I'm talking here about Bakhtin's concept of re-accentuation, which to me, both actively pursuing and studying my hobby of fan fiction is a very interesting one. Fan fiction is by its nature a heteroglossic undertaking; it is adding an interpretation to a text which already exists, or extracting bits of that text and creating a new dialogue around them. In doing so, the meaning of that text is gradually changed bit by bit as people grow to understand the situation differently. For example, in the original book, Edward the vampire likes to watch Bella sleep; when he admits this to her, she finds this hopelessly romantic. Yet if a fan fiction writer writes a so-called "alternate universe" (AU) fanfiction where Edward, instead of being a chaste, moral vampire who drinks from animals is instead a traditional bloodthirsty killer, when that writer repeats the trope of Edward watching Bella sleep, the interpretation of the new version is much more sinister. And what is more fascinating is that this new interpretation affects not only the AU, but that of the original text as well, and moves readers to understand the original book's Edward's motives as being quite creepy rather than the hopelessly romantic gesture they may have originally felt them to be.

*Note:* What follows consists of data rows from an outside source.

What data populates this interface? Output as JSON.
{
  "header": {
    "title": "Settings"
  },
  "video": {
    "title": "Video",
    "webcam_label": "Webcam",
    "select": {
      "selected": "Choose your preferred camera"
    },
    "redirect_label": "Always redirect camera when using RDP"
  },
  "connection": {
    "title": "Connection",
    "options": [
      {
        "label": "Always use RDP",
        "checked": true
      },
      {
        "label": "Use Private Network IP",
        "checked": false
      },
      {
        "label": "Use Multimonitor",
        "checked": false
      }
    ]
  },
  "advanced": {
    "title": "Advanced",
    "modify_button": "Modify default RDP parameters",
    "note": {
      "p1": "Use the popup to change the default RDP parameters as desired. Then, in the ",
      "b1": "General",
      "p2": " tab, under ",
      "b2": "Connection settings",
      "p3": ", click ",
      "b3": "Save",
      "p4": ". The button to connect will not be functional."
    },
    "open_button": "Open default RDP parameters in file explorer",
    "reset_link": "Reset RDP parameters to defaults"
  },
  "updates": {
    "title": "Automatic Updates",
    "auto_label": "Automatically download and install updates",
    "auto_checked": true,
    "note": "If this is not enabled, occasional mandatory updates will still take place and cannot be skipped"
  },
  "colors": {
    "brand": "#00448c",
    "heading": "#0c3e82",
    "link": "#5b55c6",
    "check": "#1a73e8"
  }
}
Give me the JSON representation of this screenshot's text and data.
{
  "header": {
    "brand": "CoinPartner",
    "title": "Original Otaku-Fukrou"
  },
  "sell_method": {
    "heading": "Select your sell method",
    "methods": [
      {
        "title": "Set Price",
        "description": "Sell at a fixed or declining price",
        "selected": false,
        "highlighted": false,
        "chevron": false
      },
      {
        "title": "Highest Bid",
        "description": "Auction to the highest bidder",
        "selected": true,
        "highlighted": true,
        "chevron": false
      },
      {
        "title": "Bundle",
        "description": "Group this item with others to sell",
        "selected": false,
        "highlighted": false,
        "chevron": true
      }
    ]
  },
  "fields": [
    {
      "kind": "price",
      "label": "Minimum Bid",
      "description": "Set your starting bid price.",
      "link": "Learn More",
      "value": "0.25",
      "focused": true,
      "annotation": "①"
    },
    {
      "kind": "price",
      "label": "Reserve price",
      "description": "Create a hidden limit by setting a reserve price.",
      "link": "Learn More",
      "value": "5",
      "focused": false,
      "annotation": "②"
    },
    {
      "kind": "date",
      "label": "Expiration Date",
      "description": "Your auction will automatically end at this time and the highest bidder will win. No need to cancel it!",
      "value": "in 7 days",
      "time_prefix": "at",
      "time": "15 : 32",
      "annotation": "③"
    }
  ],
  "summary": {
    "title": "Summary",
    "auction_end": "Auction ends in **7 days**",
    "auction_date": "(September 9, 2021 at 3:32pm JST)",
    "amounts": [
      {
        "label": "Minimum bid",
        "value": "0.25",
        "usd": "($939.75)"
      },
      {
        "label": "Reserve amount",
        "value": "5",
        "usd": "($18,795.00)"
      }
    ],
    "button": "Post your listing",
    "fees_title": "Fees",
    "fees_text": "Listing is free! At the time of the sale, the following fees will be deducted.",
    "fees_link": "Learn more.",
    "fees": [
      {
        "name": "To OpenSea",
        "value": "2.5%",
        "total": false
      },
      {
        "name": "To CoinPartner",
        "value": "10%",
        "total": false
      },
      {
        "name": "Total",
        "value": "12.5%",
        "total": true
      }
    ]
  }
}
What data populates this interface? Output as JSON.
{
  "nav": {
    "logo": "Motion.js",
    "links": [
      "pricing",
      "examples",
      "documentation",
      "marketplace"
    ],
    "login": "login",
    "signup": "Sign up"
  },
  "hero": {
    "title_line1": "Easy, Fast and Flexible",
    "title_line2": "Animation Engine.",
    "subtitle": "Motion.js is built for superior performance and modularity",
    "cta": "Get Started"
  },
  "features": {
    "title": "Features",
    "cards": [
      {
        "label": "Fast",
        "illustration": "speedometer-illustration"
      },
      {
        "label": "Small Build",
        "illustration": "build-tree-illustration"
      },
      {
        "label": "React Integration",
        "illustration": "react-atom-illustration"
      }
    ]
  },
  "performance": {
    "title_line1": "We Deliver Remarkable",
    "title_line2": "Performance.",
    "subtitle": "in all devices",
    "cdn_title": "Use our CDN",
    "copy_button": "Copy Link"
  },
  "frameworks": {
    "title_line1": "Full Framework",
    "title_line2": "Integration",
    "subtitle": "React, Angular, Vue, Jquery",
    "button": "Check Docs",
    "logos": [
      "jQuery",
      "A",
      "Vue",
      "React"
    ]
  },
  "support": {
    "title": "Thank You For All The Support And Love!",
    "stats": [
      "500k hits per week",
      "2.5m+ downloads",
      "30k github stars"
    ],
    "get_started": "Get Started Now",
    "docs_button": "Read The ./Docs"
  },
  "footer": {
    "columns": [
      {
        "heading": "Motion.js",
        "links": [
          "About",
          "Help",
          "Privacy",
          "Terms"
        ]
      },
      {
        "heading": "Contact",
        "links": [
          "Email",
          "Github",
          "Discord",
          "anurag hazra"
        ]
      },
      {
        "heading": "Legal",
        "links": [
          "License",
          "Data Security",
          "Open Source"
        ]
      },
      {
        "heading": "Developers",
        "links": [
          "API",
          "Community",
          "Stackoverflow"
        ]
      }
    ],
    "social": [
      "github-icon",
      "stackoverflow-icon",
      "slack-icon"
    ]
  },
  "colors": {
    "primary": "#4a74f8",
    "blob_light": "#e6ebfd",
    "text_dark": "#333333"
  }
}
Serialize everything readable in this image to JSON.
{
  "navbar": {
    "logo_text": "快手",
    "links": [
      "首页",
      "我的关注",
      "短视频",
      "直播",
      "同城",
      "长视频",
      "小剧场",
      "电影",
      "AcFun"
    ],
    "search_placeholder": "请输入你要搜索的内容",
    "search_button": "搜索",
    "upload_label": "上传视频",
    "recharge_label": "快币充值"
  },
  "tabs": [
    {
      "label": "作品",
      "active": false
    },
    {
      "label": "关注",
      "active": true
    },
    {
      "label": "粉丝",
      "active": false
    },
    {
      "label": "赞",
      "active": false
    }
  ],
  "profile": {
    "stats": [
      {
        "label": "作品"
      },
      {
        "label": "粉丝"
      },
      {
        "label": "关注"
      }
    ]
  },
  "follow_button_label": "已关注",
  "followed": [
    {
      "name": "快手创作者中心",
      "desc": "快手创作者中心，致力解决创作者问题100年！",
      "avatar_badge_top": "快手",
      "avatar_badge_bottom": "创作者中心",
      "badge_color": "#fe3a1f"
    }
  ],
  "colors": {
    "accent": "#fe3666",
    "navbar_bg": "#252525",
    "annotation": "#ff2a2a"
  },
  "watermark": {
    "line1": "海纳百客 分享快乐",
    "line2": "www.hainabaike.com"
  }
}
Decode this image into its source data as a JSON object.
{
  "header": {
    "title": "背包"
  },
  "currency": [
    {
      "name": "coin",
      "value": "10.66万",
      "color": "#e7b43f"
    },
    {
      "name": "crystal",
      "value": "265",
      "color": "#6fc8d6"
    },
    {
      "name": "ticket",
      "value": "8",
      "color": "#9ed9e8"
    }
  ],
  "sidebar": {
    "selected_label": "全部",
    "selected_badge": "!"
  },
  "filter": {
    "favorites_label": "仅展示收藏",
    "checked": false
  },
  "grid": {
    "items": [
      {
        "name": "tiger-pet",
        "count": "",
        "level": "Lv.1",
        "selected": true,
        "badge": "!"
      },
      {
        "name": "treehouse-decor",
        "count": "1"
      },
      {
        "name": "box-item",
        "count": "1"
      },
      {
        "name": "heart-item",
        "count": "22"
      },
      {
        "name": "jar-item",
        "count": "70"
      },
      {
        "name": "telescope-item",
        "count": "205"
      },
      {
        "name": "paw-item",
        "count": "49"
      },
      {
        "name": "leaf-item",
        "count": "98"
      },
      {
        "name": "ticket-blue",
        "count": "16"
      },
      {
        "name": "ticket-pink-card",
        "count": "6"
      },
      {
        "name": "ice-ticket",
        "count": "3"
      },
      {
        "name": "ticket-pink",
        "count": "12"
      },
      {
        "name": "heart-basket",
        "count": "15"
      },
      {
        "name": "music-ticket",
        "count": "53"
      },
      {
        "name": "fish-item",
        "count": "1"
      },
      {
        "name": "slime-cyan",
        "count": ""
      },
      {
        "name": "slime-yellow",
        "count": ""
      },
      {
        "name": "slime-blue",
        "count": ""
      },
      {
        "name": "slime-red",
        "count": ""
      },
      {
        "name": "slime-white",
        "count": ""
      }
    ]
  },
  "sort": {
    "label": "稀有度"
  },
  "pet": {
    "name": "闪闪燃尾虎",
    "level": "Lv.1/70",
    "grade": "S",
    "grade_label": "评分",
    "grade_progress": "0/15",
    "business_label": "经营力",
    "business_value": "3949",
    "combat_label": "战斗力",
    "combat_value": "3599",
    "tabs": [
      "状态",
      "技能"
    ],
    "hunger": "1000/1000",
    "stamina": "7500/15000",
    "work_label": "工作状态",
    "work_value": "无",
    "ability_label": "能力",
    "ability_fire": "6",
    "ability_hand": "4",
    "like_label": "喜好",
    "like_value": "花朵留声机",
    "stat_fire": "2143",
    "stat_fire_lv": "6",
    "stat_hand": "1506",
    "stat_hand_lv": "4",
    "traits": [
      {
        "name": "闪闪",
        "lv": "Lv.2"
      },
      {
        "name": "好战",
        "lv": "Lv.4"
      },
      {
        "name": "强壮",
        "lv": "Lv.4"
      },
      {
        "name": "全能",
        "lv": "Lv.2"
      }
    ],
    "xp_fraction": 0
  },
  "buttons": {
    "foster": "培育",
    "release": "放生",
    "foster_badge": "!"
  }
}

Bakhtin argues that as texts move through different historical periods and different groups, each one adds a different meaning to it and shapes it, because the heteroglossic fabric which surrounds the text changes each time it is moved. Yet perhaps this is the test of something which is lasting; a great text continues to grow and move, morphing into other meanings and interpretations as it makes its way through the dialogic imagination of new sets of readers.